Motif Bulu Kibang bermakna sejauh manapun merantau, suatu saat akan kembali ke kampung halamannya dengan membawa hasil dan martabat atau nama yang baik agar menjadi kebanggaan masyarakat aslinya sesuai dengan adapt istiadat yang berlaku seperti filasafat Lampung: Nengah Nyapur

Motif Burung bermakna  bebas memilih dan dipilih asalakan sesuai dengan adat istiadat yang berlaku, berperilaku yang sopan, lemah lembut dalam ucapan, untuk menyenangkan hati orang lain.

Motif Naga bermakna  seorang pemimpin atau pengusaha suatu wilayah hendaklah bijaksana, sabar, dan menghargai pendapat orang lain dan dapat mempertimbangkan suatu masalah dengan kepala dingin.

Motif Hewan Tunggangan bermakna seorang pemimpin yang dijadikan panutan orang banyak, hendakanya memiliki kemampuan dan kelebihan, baik moril maupun material, dan murah hatinya terhadap semua orang.

Motif Kapal/Bahtera  di Lampung lebih dikenal dengan sebutan Jung, bermakna untuk mencapai sutau tujuan harus memerlukan sarana dan prasarana dan usaha yang maksimal serta ketekunan.

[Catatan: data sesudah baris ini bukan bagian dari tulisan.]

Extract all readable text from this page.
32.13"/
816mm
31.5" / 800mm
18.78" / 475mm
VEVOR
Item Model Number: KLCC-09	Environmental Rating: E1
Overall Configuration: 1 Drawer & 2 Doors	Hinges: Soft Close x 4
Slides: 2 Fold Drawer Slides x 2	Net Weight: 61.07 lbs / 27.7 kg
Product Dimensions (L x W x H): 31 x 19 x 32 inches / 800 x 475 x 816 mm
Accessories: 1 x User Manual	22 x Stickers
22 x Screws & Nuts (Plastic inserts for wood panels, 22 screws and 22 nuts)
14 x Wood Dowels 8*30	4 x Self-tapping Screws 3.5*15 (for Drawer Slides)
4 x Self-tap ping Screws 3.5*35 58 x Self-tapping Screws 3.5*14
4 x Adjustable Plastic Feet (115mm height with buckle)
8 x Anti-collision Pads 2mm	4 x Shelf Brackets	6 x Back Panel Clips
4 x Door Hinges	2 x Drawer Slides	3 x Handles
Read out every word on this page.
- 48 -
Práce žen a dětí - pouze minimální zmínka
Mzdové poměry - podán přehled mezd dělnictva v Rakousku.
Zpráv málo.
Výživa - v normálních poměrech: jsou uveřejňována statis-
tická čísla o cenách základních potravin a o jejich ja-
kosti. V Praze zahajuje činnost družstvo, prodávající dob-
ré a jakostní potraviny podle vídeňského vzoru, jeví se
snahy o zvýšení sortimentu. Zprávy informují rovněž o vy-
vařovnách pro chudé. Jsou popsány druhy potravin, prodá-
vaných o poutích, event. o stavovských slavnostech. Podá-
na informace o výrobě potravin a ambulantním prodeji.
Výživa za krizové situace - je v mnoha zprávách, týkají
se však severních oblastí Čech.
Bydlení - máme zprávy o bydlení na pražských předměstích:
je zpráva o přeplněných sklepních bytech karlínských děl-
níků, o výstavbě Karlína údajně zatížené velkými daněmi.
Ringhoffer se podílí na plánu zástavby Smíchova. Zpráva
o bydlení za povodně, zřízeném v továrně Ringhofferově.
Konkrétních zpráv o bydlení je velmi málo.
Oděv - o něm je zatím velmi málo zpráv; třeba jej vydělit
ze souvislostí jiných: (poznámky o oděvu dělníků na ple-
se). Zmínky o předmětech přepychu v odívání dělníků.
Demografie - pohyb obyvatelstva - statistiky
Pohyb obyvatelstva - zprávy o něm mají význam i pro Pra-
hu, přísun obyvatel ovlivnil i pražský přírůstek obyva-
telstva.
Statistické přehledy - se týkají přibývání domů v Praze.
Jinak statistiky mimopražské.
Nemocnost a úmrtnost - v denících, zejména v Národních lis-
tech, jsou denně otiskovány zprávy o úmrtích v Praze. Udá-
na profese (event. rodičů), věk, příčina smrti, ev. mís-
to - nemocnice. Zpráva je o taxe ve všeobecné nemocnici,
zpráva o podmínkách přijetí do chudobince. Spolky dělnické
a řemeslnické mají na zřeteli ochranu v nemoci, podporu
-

Motif Hias Pohon Hayat bermakna susah senang, maju mundurnya kehidupan seseorang dalam masyarakat atau sutau usaha tergantung pada cara kita menempatkan diri dan pergaulan kita dalam masyarakat (lingkungannya).

Motif Manusia bermakna untuk mencapai suatu kesempurnaan atau kesuksesan diperlukan akal pikiran yang sehat, sabar dan jujur. Terutama dalam menghadapi persoalan-persoalan yang terjadi dalam kehidupan bermasyarakat. Tingkah laku, tutur sapa hendaklah disesuaikan dengan nama (gelar) yang disandang. Seperti filsafat Lampung Bejuluk Bu adok dengan demikian mudah-mudahan terhindar dari balak (bencana).

Motif Meander bermakna tiap orang harus taat pada ajaran Tuhan, jujur, dan tidak sombong agar hidup tenang dan damai.

Motif Ketak-Ketik bermakna dalam kehidupan sehari-hari diharapkan hidup sederhana, tidak berlebih-lebihan, berperilaku wajar serta mensykuri nikmat Tuhan yang telah dilimpahkan kepada kita tidak boleh sombong (membanggakan diri).

Motif Gunung Umpu bermakna tidak boleh mencari-cari kesalahan orang lain, adapt istiadat yang sudah diwariskan harus dipakai dan dilestarikan, ambil manfaat dan kebaikannya serta hargailah hasil karya (usaha) orang lain.

Motif Cantdi/Stupa bermakna kesibukan pekerjaan seseorang hendaklah selalu ingat pada Tuhan sang Pencipta sekalian alam, sucikanlah hati sebelum memupai suatu pekerjaan.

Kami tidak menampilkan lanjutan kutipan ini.